- Born: 7 September 1950 (age 75) Covilhã, Portugal
- Education: University of Lisbon
- Occupation: Film director • actress • sculptor
- Years active: 1986 to present

= Margarida Gil =

Portuguese film director and actor (born 1950)

Maria Margarida Gil Lopes (born 1950) is a Portuguese filmmaker, teacher and artist. She has been president of the Association of Portuguese Directors. She collaborated with and was married to the director, actor and film critic João César Monteiro.

==Early life==
Margarida Gil was born on 7 September 1950 in Covilhã, a city in the centre of Portugal, where she went to high school. In 1968, at the age of 17, she and her family moved to the Portuguese capital of Lisbon, where she attended the Faculty of Arts of the University of Lisbon at the same time as supporting herself by working at the Santa Casa da Misericórdia de Lisboa. She graduated in Germanic Philology, although her earlier plans were to study fine arts and become a painter.

Gil began to attend sessions that the Cinemateca Portuguesa promoted, and during the showing of a cycle of films of the German director F. W. Murnau, she met João César Monteiro, who was finishing the filming of his short film Quem Espera por Sapatos de Defunto Morre Descalço (Who Waits for the Dead Man's Shoes Dies Barefoot).
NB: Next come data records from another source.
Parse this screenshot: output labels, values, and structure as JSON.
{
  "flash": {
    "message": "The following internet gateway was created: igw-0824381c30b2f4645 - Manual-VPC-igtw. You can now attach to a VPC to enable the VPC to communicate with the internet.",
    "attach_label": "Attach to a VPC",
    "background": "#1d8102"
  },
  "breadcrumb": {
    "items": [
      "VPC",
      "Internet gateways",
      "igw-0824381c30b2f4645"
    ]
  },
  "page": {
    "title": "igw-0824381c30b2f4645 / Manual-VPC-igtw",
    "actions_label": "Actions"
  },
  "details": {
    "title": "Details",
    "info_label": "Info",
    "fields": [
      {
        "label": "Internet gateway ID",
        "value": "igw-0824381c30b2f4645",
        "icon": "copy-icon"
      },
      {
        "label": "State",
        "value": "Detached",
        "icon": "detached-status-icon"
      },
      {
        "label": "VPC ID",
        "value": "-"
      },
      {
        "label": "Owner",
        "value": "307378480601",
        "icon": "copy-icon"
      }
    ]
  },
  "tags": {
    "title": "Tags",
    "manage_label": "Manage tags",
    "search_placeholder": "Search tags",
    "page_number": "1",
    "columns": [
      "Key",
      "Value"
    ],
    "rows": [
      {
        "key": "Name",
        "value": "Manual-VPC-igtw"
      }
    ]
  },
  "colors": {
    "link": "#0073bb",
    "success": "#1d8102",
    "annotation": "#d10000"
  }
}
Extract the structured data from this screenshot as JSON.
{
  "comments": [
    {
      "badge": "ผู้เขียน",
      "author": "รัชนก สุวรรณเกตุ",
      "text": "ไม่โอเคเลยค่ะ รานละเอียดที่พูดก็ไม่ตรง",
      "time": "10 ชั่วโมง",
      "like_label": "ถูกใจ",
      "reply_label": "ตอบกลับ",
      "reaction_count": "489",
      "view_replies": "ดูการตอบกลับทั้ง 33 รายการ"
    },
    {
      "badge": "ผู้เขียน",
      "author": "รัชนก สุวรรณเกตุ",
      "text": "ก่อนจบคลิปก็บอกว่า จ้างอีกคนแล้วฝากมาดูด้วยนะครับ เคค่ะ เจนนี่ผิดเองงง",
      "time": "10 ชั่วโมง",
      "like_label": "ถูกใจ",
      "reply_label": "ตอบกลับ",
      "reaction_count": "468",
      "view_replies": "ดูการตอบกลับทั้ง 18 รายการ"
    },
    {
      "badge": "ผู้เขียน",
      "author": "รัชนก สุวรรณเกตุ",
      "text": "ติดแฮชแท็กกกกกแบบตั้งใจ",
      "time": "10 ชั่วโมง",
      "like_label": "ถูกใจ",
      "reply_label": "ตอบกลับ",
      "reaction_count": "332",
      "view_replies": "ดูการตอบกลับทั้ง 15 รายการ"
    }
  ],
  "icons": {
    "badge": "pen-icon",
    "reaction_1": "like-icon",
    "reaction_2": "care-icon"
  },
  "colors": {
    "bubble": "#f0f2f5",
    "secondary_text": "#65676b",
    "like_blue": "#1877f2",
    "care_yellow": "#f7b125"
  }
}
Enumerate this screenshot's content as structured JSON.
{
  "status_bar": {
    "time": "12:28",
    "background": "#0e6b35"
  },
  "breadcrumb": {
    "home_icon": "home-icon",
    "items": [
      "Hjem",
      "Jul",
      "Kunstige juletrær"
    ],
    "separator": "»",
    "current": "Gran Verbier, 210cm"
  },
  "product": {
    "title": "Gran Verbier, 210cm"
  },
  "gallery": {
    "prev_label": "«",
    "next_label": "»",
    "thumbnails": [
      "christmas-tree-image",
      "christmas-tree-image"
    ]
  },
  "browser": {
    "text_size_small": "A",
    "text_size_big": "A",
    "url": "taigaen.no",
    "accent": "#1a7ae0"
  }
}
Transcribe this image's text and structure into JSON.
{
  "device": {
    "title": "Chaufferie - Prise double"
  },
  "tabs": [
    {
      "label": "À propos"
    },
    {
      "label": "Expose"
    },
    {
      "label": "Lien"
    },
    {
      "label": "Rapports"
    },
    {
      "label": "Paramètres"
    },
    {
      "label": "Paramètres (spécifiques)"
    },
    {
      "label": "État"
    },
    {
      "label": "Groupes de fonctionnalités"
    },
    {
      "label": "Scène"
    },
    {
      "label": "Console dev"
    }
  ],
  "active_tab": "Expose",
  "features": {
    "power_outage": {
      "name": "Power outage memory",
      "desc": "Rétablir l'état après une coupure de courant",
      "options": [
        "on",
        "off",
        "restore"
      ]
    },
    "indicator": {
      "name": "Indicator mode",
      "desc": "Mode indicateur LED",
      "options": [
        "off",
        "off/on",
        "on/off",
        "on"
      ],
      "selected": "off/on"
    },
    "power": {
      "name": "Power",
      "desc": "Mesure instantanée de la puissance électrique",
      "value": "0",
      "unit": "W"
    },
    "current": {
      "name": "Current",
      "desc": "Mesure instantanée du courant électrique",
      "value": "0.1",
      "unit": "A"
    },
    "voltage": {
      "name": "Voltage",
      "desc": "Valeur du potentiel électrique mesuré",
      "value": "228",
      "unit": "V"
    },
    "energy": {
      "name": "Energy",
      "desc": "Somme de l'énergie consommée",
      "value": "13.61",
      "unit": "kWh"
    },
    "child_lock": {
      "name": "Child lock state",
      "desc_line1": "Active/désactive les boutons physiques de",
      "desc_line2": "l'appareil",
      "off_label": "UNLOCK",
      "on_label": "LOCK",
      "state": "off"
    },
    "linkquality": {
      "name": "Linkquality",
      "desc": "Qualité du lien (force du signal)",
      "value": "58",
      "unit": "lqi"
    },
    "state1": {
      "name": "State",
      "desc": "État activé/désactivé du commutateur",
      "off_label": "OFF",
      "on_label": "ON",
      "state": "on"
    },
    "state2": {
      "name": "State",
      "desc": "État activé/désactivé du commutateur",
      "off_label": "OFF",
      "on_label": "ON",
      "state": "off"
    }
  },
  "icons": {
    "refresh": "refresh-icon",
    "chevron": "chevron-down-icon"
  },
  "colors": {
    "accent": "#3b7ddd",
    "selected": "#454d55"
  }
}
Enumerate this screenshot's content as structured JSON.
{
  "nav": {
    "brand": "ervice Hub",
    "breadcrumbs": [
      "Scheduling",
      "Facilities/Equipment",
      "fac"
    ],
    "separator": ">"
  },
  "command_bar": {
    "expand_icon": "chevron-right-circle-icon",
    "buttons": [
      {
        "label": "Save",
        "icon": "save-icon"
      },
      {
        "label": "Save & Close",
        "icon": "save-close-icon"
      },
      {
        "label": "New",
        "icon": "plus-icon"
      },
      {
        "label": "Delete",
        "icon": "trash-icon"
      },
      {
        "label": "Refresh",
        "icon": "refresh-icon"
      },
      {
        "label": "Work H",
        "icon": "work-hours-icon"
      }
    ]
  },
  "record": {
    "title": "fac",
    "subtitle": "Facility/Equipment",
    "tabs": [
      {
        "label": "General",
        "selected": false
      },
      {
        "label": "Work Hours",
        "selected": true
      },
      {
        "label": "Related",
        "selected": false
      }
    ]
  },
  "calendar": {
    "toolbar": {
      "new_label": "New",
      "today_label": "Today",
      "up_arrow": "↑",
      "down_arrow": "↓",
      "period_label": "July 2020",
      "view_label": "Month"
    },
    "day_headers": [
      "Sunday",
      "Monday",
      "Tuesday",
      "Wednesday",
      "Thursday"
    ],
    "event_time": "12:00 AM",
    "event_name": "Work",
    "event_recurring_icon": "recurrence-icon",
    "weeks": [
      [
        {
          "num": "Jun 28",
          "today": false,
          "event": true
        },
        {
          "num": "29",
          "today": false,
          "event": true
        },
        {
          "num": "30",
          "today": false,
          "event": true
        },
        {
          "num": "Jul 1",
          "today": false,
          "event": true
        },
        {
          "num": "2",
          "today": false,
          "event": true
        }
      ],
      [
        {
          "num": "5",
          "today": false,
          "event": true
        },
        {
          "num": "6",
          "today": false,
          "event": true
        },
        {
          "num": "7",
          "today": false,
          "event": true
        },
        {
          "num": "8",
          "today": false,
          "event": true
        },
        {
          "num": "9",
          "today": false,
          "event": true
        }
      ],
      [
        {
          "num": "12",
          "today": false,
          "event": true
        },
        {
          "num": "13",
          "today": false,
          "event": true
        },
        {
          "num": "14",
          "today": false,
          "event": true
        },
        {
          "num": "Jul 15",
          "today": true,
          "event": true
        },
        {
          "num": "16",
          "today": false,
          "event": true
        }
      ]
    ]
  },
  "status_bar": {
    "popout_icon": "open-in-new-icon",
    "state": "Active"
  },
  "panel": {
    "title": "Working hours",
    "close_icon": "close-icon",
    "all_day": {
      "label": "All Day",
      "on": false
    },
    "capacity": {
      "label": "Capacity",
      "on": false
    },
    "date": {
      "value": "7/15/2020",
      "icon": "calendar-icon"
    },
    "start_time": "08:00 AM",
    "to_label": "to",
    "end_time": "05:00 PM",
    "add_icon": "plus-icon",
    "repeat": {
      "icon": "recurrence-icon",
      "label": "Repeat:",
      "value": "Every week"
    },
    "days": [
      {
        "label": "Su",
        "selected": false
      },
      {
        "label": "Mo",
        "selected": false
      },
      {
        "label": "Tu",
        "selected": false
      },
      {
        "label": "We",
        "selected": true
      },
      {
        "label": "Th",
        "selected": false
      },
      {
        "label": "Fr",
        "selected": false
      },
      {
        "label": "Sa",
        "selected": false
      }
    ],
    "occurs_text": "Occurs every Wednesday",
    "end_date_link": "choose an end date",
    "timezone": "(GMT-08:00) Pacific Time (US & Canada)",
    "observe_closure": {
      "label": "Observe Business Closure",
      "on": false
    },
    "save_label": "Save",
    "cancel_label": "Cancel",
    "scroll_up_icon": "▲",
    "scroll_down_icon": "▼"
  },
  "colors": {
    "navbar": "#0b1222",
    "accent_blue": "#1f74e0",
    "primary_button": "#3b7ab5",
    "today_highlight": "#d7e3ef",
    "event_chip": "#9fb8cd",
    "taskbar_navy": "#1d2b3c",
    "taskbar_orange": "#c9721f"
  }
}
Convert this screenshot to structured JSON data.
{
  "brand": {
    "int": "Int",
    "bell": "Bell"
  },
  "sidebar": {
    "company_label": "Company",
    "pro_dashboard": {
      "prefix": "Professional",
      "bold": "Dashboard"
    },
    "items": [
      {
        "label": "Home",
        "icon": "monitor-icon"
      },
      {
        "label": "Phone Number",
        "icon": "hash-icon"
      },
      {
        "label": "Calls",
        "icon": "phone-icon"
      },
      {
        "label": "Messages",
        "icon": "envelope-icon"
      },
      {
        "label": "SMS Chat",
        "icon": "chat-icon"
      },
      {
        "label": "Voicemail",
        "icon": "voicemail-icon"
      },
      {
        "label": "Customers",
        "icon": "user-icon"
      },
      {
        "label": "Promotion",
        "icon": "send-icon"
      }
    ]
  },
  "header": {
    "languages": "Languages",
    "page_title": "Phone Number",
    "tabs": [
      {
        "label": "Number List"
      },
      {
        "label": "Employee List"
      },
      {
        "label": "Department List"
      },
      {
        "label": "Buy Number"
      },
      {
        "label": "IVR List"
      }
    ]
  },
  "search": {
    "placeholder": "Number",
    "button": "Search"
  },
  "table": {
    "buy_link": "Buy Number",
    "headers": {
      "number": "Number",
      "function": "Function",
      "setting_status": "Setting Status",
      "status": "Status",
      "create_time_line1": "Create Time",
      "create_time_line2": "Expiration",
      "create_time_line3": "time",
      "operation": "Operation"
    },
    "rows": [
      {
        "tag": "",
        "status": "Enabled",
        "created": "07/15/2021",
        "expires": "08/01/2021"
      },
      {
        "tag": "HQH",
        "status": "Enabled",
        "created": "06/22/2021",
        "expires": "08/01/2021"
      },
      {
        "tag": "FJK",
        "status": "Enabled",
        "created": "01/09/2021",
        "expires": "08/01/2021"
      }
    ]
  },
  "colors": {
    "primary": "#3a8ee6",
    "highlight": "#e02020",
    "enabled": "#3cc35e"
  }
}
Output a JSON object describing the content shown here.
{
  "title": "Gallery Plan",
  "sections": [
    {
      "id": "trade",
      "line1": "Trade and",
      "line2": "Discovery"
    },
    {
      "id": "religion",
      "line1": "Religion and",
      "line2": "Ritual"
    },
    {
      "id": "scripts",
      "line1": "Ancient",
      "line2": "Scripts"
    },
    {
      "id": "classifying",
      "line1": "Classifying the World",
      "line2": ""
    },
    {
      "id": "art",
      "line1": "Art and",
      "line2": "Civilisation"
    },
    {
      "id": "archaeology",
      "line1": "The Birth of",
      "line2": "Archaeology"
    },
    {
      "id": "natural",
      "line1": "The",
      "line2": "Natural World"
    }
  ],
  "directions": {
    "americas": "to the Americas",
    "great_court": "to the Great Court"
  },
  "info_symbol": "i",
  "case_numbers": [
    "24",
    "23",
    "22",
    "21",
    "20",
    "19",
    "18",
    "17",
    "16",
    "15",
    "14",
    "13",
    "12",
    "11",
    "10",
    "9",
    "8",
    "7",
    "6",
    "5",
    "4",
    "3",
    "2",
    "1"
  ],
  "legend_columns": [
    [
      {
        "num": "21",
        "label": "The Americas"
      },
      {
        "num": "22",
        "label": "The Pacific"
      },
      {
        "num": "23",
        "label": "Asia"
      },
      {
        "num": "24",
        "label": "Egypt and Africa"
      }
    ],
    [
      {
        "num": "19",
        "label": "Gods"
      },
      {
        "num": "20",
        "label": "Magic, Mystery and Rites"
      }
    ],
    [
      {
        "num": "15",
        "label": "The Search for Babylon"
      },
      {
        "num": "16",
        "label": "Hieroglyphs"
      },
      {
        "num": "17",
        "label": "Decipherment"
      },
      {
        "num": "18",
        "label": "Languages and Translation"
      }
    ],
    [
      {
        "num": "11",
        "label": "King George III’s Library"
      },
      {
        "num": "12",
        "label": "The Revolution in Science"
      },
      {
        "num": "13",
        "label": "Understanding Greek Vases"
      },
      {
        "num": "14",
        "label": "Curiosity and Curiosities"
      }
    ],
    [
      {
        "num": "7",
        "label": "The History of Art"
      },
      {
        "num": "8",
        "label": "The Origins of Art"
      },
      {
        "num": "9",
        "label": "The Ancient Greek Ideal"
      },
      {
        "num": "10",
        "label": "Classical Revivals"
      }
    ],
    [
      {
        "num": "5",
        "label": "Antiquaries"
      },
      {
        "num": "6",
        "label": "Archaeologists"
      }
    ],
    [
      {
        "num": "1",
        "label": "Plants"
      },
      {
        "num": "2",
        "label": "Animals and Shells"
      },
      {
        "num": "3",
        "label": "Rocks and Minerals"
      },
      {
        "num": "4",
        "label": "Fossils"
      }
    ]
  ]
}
Through this connection to Monteiro, she became close to many Portuguese film directors, meeting many of the leading lights at the time, such as António-Pedro Vasconcelos, Jorge Silva Melo, Solveig Nordlund, Alberto Seixas Santos, Paulo Rocha, and Fernando Lopes. Monteiro asked her to be the assistant director on his next film, Fragmentos de um Filme-Esmola: A Sagrada Família, shot in 1972 and 1973.

==Career==
After the 1974 Carnation Revolution she got a job at Emissora Nacional, working on radio news programmes. In 1975 she returned to work with Monteiro in Que Farei com Esta Espada? (What will I do with this sword?), as an assistant director and actress. In 1976 she participated in the creation of Grupo Zero, a film production cooperative, with Seixas Santos, Nordlund, Monteiro, Melo, Acácio de Almeida, and others. In the same year she joined Radio Televisão Portuguesa (RTP), the renamed Emissora Nacional, directing several documentaries. Her work included Clínica Comunal Popular da Cova da Piedade, about an old building occupied by the people and then transformed into a clinic that would provide the first serious family planning in the area. It would be awarded a prize at Dok Leipzig, the Leipzig Film Festival. In 1978 she began to direct shows on RTP2.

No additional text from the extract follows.